Étape 1 : définir le besoin et rédiger le cahier des charges
C’est l’étape que tout le monde veut sauter. Et c’est précisément celle qui, quand elle est négligée, génère le plus de retards, de surcoûts et de frustrations. Avant de chercher un prestataire ou une technologie, il faut clarifier ce que l’on attend du prototype.
Quel type de prototype ?
Tous les prototypes ne servent pas le même objectif. Les confondre, c’est risquer de dépenser trop ou d’obtenir une pièce inadaptée.
- Prototype d’aspect : il ressemble au produit final. Son rôle est visuel, il sert à montrer, à convaincre un client ou un investisseur, à valider l’esthétique. Les propriétés mécaniques importent peu, c’est la finition qui compte.
- Prototype fonctionnel : il doit fonctionner. Il est testé, assemblé, sollicité mécaniquement. Le matériau et la précision doivent être représentatifs du produit de série.
- Présérie : ce sont les premières pièces destinées à être utilisées en conditions réelles, souvent pour des tests terrain, des certifications ou une mise sur le marché anticipée. La qualité doit être celle de la série.
Les questions à se poser
Un bon cahier des charges prototype n’a pas besoin de faire cinquante pages. Mais il doit répondre à quelques questions essentielles :
- Objectif : à quoi sert ce prototype ? Validation d’un concept ? Test d’assemblage ? Présentation commerciale ?
- Matériau cible : le prototype doit-il être dans le matériau définitif, ou un matériau approchant suffit-il ?
- Tolérances critiques : quelles cotes doivent être tenues avec précision ? Quelles sont les interfaces d’assemblage ?
- Environnement d’utilisation : température, humidité, exposition chimique, contraintes mécaniques ?
- Quantité : une seule pièce, cinq, cinquante ?
- Budget et délai : quel est le budget alloué et la date limite ?
Conseil : même un brief d’une page vaut mieux que rien. Un document simple qui décrit la fonction de la pièce, le matériau souhaité, les cotes critiques et la quantité permet déjà à un prestataire de vous orienter efficacement.
Erreur fréquente : demander « un prototype » sans préciser s’il doit être fonctionnel ou seulement esthétique. Un prototype d’aspect en résine coûte deux à cinq fois moins cher qu’un prototype usiné en aluminium 7075, mais il ne supportera pas un test mécanique.

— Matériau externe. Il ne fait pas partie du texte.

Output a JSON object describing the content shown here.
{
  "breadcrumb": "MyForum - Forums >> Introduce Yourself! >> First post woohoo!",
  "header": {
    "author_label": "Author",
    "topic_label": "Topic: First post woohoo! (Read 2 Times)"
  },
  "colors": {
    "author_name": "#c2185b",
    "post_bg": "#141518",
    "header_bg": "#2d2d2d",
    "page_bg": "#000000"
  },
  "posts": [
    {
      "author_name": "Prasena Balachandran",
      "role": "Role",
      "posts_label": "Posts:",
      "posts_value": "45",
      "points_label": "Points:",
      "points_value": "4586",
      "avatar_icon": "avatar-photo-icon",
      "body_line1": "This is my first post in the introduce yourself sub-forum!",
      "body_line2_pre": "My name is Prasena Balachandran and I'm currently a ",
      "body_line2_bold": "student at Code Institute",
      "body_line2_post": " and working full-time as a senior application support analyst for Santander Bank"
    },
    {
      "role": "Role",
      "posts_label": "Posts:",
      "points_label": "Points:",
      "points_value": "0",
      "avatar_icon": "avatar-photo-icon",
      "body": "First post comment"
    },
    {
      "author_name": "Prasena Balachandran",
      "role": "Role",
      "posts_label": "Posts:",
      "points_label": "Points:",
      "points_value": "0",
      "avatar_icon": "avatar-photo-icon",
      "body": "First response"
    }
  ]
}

Étape 2 : préparer les fichiers techniques
Le prestataire ne peut rien fabriquer sans fichiers. La qualité des fichiers fournis détermine directement la qualité du résultat et la rapidité du processus de prototypage.
Les formats 3D indispensables
Le format de référence pour le prototypage est le STEP (.stp ou .step). C’est un format neutre, lisible par tous les logiciels de CAO et toutes les machines de fabrication. Si vous ne devez fournir qu’un seul fichier, c’est celui-là.

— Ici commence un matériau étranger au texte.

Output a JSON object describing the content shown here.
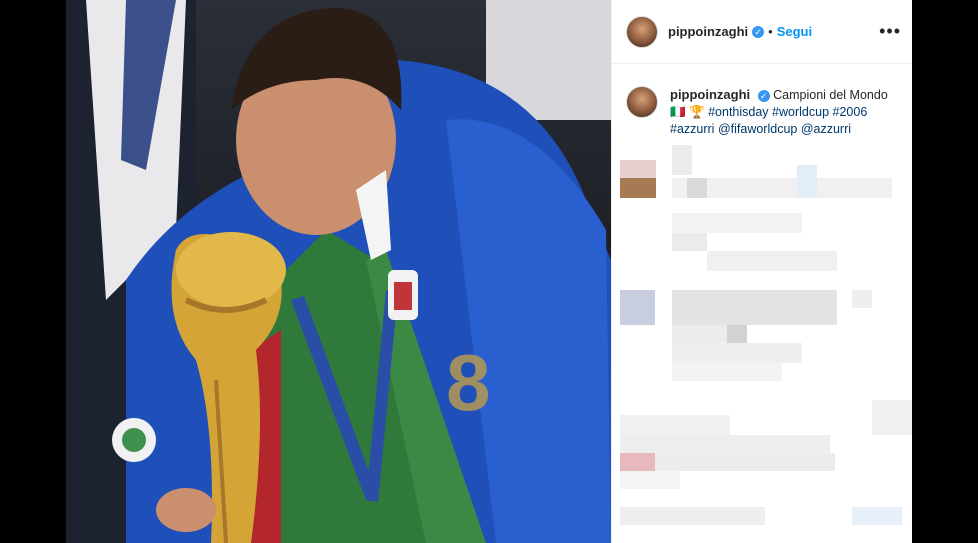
{
  "post": {
    "username": "pippoinzaghi",
    "follow_label": "Segui",
    "separator": "•",
    "more_label": "•••",
    "verified_glyph": "✓",
    "caption": {
      "text": "Campioni del Mondo",
      "line2_prefix": "🇮🇹 🏆",
      "tags": [
        "#onthisday",
        "#worldcup",
        "#2006",
        "#azzurri",
        "@fifaworldcup",
        "@azzurri"
      ]
    }
  },
  "icons": {
    "avatar": "avatar-image",
    "verified": "verified-badge-icon",
    "more": "more-options-icon"
  },
  "colors": {
    "accent": "#0095f6",
    "verified": "#3897f0",
    "tag": "#00376b",
    "jersey": "#1f4fb8",
    "trophy": "#d4a437"
  }
}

Les autres formats couramment acceptés :
- IGES (.igs) : format neutre historique, encore très utilisé en usinage CNC
- STL (.stl) : standard pour l’impression 3D, il décrit la géométrie sous forme de maillage triangulaire
- 3MF (.3mf) : évolution du STL, plus complet (couleurs, matériaux, unités)
Quand fournir un plan coté ?
Le fichier 3D donne la géométrie, mais pas les spécifications fonctionnelles. Un plan 2D coté (au format PDF ou DXF) est nécessaire dès que votre pièce comporte :
- des tolérances serrées (ajustements, portées de roulement, interfaces d’assemblage)
- des états de surface spécifiques (Ra, poli, sablé)
- des traitements particuliers (anodisation, peinture, marquage)
- des matériaux ou des nuances précises
L’importance du DFM
Le DFM, pour Design for Manufacturing, consiste à adapter la conception de votre pièce aux contraintes du procédé de fabrication choisi. Un rayon de raccordement trop petit en usinage CNC, une paroi trop fine en impression 3D, une dépouille manquante en injection plastique : ces détails peuvent transformer un prototype simple en casse-tête.
Conseil : avant d’envoyer vos fichiers, vérifiez les points suivants. Pour un STL, le maillage doit être étanche (pas de trous ni de faces inversées). Pour toute technologie, respectez les épaisseurs minimales du procédé visé (0.8 mm en FDM, 0.5 mm en SLA, 0.5 mm en usinage par exemple).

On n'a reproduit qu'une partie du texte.